Toplantıda öncelikle Bilim, Sanayi ve Teknoloji Bakanlığı yetkililerince, kimya sektörünün temel göstergelerinin, imalat sanayinin temel göstergeleriyle değerlendirdiği TÜİK verilerine dayanan bir sunum yapıldı. Ardından sektörün önde gelen firmalarının CEO’ları konuya ilişkin görüşlerini dile getirdi. Meclis Başkanı Timur Erk ise gündeme dair değerlendirmesinde, bütünsel kalkınmaya vurgu yaparak “Sektörümüz için pozitif bir enerji lazım. Olayı bir paket olarak ele almak gerekir” dedi.
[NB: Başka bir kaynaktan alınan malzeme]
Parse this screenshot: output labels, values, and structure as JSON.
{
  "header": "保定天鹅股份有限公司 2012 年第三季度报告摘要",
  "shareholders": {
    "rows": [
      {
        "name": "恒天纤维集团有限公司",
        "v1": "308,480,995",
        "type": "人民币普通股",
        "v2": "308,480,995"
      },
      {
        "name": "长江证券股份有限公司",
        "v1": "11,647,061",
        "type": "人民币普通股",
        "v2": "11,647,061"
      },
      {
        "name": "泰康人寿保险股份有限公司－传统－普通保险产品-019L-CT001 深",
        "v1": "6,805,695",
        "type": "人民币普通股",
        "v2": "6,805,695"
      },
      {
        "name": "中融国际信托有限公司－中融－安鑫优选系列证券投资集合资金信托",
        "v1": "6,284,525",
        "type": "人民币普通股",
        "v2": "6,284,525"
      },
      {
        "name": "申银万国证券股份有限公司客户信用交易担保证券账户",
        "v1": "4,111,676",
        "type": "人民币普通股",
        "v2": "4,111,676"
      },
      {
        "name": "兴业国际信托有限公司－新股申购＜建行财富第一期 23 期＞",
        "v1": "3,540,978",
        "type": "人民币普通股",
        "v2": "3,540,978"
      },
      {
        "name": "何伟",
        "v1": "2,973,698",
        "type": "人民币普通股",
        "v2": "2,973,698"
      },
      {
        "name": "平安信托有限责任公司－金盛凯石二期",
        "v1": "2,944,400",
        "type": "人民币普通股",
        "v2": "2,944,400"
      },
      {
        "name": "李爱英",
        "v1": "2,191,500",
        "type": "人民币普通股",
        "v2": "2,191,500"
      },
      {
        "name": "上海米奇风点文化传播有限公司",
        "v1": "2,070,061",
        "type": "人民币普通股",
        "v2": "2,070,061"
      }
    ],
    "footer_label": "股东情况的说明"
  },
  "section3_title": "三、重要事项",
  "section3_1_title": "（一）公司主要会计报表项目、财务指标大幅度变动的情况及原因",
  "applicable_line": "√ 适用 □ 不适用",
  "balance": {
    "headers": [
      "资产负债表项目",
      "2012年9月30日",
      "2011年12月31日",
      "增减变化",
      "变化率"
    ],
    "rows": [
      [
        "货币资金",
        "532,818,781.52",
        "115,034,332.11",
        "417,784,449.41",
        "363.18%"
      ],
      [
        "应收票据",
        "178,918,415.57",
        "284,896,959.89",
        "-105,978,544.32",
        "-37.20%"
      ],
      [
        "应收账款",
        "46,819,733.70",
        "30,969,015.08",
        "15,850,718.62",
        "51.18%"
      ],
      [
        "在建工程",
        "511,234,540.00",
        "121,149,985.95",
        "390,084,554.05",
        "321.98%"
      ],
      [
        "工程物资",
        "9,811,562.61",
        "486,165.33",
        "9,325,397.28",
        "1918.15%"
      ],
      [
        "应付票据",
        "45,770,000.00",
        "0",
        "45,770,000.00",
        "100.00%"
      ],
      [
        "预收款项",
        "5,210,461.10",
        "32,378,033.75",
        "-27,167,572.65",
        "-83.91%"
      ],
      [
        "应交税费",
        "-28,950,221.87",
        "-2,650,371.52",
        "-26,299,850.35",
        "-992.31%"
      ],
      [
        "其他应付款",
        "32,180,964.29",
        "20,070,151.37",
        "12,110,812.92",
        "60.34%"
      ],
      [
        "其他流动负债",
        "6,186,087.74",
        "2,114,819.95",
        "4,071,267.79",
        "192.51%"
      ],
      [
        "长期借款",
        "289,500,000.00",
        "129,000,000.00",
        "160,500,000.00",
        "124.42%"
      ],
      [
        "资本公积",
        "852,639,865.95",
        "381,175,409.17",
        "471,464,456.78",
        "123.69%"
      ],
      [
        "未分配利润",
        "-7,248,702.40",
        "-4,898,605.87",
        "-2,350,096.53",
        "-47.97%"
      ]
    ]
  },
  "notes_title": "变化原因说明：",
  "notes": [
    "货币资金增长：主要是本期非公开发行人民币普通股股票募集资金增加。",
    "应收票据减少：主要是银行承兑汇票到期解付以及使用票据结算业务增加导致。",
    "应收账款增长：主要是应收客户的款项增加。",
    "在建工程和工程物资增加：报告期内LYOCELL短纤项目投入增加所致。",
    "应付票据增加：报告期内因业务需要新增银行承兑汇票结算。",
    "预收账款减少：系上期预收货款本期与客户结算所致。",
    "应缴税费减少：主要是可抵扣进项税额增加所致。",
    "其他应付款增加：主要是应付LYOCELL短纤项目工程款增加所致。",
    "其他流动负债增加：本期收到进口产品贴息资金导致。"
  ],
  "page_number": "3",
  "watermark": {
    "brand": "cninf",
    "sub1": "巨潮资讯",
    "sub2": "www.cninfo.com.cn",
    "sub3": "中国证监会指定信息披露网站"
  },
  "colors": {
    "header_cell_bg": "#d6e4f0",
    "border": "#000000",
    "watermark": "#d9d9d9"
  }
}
Orta ölçekli teknolojili ürünler yerine ileri teknoloji kullanılmasının önemine dikkat çeken Erk, katma değeri yüksek ürünlerin üretiminin de ancak geliştirilmiş entelektüel sermaye ile mümkün olabileceğini ifade etti.
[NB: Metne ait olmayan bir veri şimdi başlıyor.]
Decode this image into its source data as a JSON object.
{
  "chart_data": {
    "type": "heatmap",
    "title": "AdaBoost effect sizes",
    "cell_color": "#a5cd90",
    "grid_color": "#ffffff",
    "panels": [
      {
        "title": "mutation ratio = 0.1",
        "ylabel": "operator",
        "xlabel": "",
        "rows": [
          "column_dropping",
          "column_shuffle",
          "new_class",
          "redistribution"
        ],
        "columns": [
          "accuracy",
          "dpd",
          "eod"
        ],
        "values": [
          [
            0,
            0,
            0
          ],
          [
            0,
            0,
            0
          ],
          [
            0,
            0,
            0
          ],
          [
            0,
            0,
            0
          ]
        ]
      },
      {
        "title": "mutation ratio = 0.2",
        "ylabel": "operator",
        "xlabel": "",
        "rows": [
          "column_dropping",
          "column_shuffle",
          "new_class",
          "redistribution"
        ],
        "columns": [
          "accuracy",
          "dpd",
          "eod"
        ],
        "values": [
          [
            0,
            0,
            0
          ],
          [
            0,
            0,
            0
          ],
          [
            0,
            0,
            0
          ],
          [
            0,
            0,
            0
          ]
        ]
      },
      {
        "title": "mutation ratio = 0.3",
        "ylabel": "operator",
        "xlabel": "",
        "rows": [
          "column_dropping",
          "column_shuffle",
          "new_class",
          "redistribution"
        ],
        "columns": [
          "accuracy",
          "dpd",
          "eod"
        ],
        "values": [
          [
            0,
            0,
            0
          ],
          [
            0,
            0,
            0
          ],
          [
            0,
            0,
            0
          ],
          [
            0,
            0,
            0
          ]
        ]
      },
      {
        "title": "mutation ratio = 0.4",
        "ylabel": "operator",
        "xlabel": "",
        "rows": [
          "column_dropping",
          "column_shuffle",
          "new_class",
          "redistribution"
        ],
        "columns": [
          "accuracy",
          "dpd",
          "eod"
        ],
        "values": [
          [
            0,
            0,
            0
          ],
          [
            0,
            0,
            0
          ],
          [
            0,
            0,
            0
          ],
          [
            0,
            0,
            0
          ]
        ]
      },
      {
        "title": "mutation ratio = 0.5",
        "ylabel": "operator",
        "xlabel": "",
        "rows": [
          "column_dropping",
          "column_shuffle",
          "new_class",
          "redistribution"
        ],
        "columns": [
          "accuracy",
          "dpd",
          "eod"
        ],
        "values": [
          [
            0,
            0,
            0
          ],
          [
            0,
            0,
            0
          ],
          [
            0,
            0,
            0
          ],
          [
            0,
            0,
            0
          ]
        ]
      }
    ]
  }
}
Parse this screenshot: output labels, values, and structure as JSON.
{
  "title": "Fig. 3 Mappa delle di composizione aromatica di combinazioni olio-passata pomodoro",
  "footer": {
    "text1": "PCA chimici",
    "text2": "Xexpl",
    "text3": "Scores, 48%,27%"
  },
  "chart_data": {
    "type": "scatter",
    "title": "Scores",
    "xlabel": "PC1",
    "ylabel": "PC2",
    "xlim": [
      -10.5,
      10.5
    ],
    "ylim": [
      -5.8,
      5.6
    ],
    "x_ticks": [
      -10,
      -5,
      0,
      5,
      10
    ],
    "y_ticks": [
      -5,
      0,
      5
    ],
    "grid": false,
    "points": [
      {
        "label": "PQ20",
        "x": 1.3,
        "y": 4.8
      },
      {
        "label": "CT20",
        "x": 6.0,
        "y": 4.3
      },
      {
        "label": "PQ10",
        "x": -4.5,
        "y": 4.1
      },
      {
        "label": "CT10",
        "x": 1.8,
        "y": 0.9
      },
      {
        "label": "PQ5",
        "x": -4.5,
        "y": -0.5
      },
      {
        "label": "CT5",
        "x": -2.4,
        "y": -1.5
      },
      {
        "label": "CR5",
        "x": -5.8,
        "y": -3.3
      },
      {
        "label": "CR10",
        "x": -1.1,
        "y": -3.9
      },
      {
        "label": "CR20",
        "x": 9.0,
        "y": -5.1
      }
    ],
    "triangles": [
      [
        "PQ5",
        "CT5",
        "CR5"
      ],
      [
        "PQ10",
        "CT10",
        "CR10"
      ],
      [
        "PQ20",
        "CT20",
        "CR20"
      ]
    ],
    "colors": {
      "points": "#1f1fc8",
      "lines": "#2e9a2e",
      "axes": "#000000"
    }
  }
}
Kimya Meclisi, enerjiyle ilgili vergilerin azaltılmasını istedi
Timur Erk rekabet gücünün azaldığını dile getirirken, enerjiyle ilgili yüksek vergileri orta vadede mutlaka azaltmak gerektiğini kaydetti. Sermaye piyasasının geliştirilmesi konusunun da ele alındığı toplantıda, yatırım ortamına yönelik iyileştirmelerin de önemi vurgulandı. Erk “Ülke politikası gereği tasarruflarımızı arttırmalıyız. Toplam GSMH’nın ancak yüzde 20’si yatırıma dönüşüyor” dedi. Kimya sektörünün ülke ekonomisi içindeki ekonomik büyüklüğünün halen tam tespit edilemediği ifade edilirken, sağlıklı bir sanayi envanterinin olmamasının yarattığı sıkıntılar dile getirildi.
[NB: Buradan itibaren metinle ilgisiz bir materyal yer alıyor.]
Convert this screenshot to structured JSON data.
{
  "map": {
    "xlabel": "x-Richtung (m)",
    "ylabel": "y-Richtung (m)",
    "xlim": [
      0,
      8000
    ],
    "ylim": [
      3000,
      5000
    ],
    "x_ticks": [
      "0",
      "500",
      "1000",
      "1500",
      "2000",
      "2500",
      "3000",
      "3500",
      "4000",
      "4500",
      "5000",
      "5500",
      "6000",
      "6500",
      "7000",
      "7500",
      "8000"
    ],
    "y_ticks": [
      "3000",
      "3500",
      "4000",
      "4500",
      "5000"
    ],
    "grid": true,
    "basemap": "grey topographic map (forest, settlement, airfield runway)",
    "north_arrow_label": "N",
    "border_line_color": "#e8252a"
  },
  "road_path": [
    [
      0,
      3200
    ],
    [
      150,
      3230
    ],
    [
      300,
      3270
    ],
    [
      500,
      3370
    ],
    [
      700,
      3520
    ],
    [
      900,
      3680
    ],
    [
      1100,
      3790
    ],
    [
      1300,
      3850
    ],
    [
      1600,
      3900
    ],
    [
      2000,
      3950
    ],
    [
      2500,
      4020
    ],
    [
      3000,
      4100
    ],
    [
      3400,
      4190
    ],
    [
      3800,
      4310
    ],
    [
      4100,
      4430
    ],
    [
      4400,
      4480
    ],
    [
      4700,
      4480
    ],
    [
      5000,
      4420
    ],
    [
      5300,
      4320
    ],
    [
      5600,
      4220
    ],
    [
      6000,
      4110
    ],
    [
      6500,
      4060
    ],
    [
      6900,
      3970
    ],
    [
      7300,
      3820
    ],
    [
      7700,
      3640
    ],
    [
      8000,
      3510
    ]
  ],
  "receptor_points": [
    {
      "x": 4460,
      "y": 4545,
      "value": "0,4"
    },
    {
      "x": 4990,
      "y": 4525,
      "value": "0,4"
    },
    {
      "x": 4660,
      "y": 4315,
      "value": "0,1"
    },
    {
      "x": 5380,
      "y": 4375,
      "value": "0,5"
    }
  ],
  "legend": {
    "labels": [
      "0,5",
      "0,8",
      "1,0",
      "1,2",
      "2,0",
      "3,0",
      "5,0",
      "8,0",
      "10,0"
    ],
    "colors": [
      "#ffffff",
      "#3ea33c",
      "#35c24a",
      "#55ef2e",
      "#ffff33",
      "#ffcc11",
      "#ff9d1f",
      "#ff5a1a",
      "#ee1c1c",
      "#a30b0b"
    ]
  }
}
Tehlike çanları imalat sanayi için çalıyor
Meclis Başkanı Timur Erk Almanya ve Amerika’dan örnekler vererek “Hizmet sektörüyle ben bir yere gelemem tekrar üretime döneceğim sanayimi geliştireceğim mantalitesi ile her iki ülkede net ithalatçı konumundan, net ihracatçı konumuna yükseldi. Bizim de ülke politikamızda bu radikal kararları gözden geçirmemiz lazım” diye konuştu.
Sektör temsilcilerinin görüşleri
Toplantıda söz alan PETKİM Genel Müdürü Saadettin Korkut ise “Son 10 yılımıza baktığımızda 2003-2013 yılları arasında ekonomik büyümemiz %61. Bunu analiz ettiğimizde, bunun sanayi kısmı %28, hizmet sektöründeki büyümemiz %61. Komşumuz Yunanistan niye battı? İşte bundan battı, hepimiz buna vakıfız” dedi. Korkut, 2023 hedeflerine ulaşmak adına yapılması gerekenlere de değinirken “Gelecek 10 yıla göre yeniden pozisyon alınması lazım. Bu yeniden pozisyon almada dünyadaki gelişen dinamikleri, ülkemizin dinamiklerini, konjonktürel değişimleri, coğrafyadaki değişimleri çok iyi algılamamız gerekir” diye konuştu.
Akdeniz Kimya Genel Müdürü Tahsin Özbek, “Hedefleri yakalayabilmek adına şirketler olarak çalışma şekillerimizi değiştirmemiz lazım. Dikkate alınması gereken 3 ayaklı bir konu; Birincisi bulunduğunuz pazar, pazar koşulları veya gitmek istediğiniz hedef ülkeler, büyümekte olan noktalar. İkincisi, sizin mevcut üretim kapasiteniz, şirketin değerleri ve koyduğunuz hedef. Üçüncüsü, hedefi koyuyorsunuz ama kendimizi o hedefe götürecek bir yapılanma içerisinde veya çalışma içerisinde de çok fazla değilsiniz. Dolayısıyla bu üçayağın aslında birbiriyle çok uyumlu olması lazım” ifadesini kullandı.
Eroğlu; “Serbest ticaret anlaşmalarının önü açılmalı”
PAGEV Başkanı Yavuz Eroğlu ise konuyu plastik sanayiye indirgeyerek, hedefler için yapılması gerekenler konusunda, önerilerini bildirdi. Eroğlu Türkiye’nin plastik işleme kapasitesinden de bahsederek “Makro ölçekte 2023 hedefleri için Türkiye’nin öncelikle serbest ticaret anlaşması işlerini çok hızlandırması lazım. Plastik işleme sektörünün makro ölçekte hızlı iş yapabilmesinin birinci noktası budur” dedi. Eroğlu katma değerli ürün üretmek için, katma değerli ürüne ihtiyaç duyan üst segmentlerin de olmasının gerekliliğine vurgu yaptı.